To confirm that tumor cell expression of MHC-II neoantigens was required for tumor rejection, Alspach et al. injected wild-type or immunodeficient Rag2-/- mice with KP.mLAMA4 tumors on one flank and KP.mLAMA4.mITGB1 tumors on the opposite flank and then treated the animals with ICB (anti-PD-1 + anti-CTLA-4). In Rag2-/- mice, tumors grew at the same rate in both flanks, as expected. In wild-type mice, KP.mLAMA4.mITGB1 tumors were completely rejected while the growth of KP.mLAMA4 tumors was only delayed. Thus, tumor cell expression of both MHC-I and MHC-II neoantigens was necessary for mLAMA4-specific CD8+ T cell-mediated tumor rejection. Moreover, CD4+ T cell help and tumor cell expression of MHC-II neoantigens were required for the maintenance of functional CD8+ T cell memory to protect mice from tumor rechallenge.
The results of this study suggest that patients with immunogenic MHC-I neoantigens and high tumor mutation burdens may not respond to immunotherapy if they lack immunogenic MHC-II neoantigens. Development of reliable and accurate MHC-II neoantigen prediction algorithms could help identify potential responders in the clinic.
by Anna Scherer
First author Elise Alspach answered our 3 questions.
What prompted you to tackle this research question?
Cancer immunotherapies have revolutionized the ways in which patients are currently treated, and have provided viable options for conditions previously considered untreatable. However, immunotherapies are effective in only a minority of patients who receive them. We wanted to investigate the things that dictate immunotherapy success versus failure, and provide some insight that may one day make immunotherapy more widely successful.

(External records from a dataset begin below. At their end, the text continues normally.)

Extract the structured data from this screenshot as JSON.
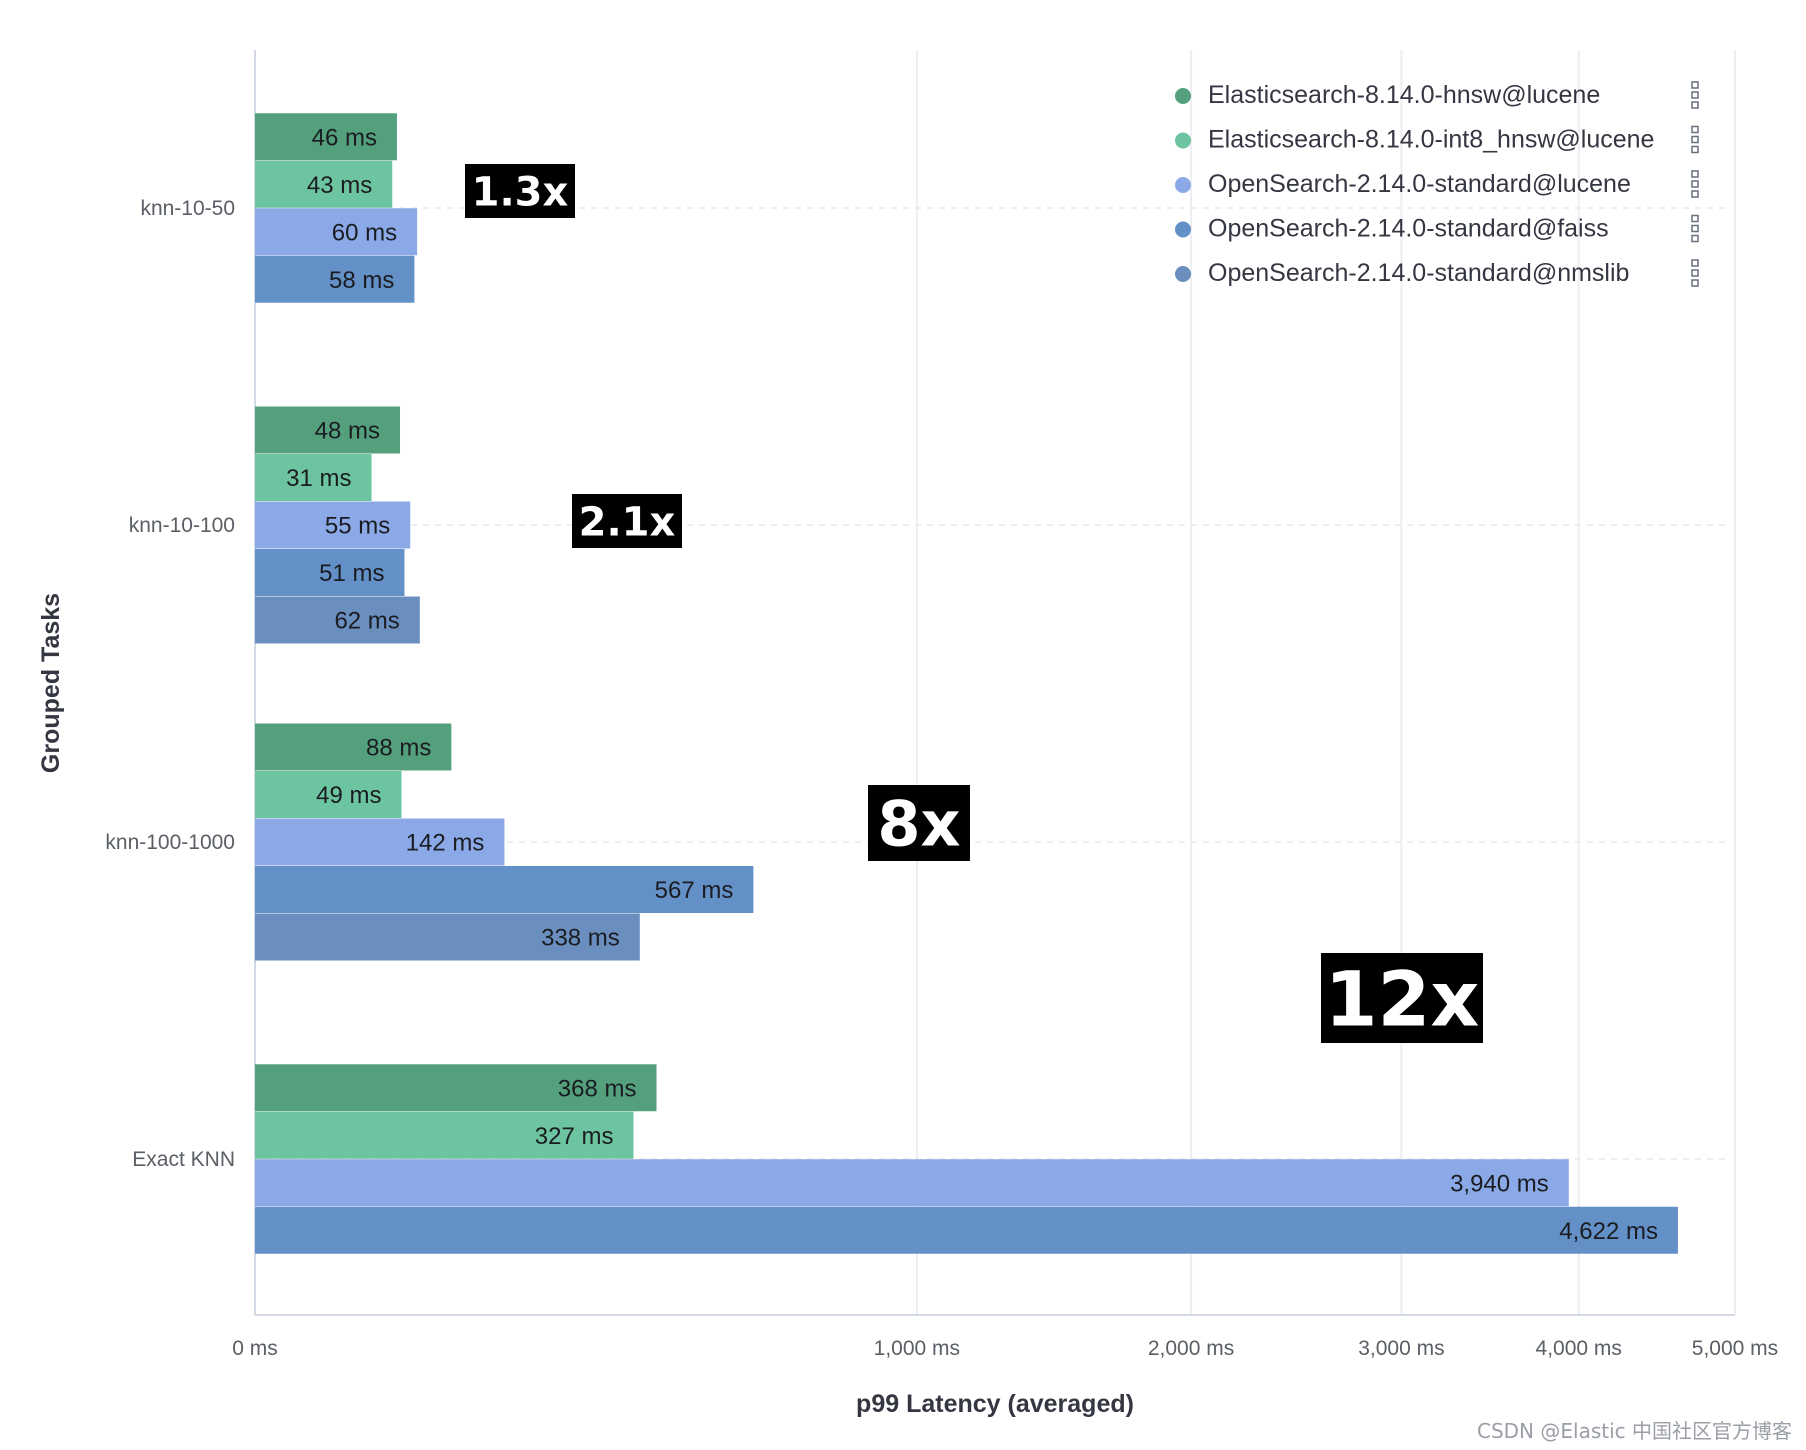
{
  "chart_data": {
    "type": "bar",
    "orientation": "horizontal",
    "xlabel": "p99 Latency (averaged)",
    "ylabel": "Grouped Tasks",
    "x_scale": "sqrt",
    "xlim": [
      0,
      5000
    ],
    "x_ticks": [
      {
        "value": 0,
        "label": "0 ms"
      },
      {
        "value": 1000,
        "label": "1,000 ms"
      },
      {
        "value": 2000,
        "label": "2,000 ms"
      },
      {
        "value": 3000,
        "label": "3,000 ms"
      },
      {
        "value": 4000,
        "label": "4,000 ms"
      },
      {
        "value": 5000,
        "label": "5,000 ms"
      }
    ],
    "categories": [
      "knn-10-50",
      "knn-10-100",
      "knn-100-1000",
      "Exact KNN"
    ],
    "series": [
      {
        "name": "Elasticsearch-8.14.0-hnsw@lucene",
        "color": "#54a07d",
        "values": [
          46,
          48,
          88,
          368
        ],
        "labels": [
          "46 ms",
          "48 ms",
          "88 ms",
          "368 ms"
        ]
      },
      {
        "name": "Elasticsearch-8.14.0-int8_hnsw@lucene",
        "color": "#6dc4a0",
        "values": [
          43,
          31,
          49,
          327
        ],
        "labels": [
          "43 ms",
          "31 ms",
          "49 ms",
          "327 ms"
        ]
      },
      {
        "name": "OpenSearch-2.14.0-standard@lucene",
        "color": "#8aa9e6",
        "values": [
          60,
          55,
          142,
          3940
        ],
        "labels": [
          "60 ms",
          "55 ms",
          "142 ms",
          "3,940 ms"
        ]
      },
      {
        "name": "OpenSearch-2.14.0-standard@faiss",
        "color": "#6490c8",
        "values": [
          58,
          51,
          567,
          4622
        ],
        "labels": [
          "58 ms",
          "51 ms",
          "567 ms",
          "4,622 ms"
        ]
      },
      {
        "name": "OpenSearch-2.14.0-standard@nmslib",
        "color": "#6a8fbe",
        "values": [
          null,
          62,
          338,
          null
        ],
        "labels": [
          "",
          "62 ms",
          "338 ms",
          ""
        ]
      }
    ],
    "annotations": [
      {
        "category": "knn-10-50",
        "text": "1.3x",
        "size": "small"
      },
      {
        "category": "knn-10-100",
        "text": "2.1x",
        "size": "small"
      },
      {
        "category": "knn-100-1000",
        "text": "8x",
        "size": "medium"
      },
      {
        "category": "Exact KNN",
        "text": "12x",
        "size": "large"
      }
    ],
    "legend_position": "top-right",
    "grid": true
  },
  "watermark": "CSDN @Elastic 中国社区官方博客"
}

What is the most surprising finding of this study for you?
I think we were most intrigued by the requirement for MHC-II neoantigen expression in the tumor. Other groups have suggested that CD4+ T cell help did not have to be tumor-specific, indicating that the antigen didn’t need to be expressed by the tumor cells themselves. Additionally, our tumor models don’t express MHC-II. But nevertheless, our results using the minimal neoantigen-based sarcoma cells clearly indicate that MHC-II neoantigen expression at the tumor site is needed for optimal tumor rejection after immunotherapy treatment. These results have important implications for patient selection, and may shed some light on what dictates how a patient will respond to immunotherapies.
What was the coolest thing you’ve learned recently outside of work?
It may not be the coolest thing I’ve learned, but the idea that it “takes a village” has definitely become very apparent recently. In both my science and during parenthood, I would not have been able to achieve the things that I have without the support and contributions of my family, coworkers, and collaborators. Nothing that is worth doing is done in a bubble.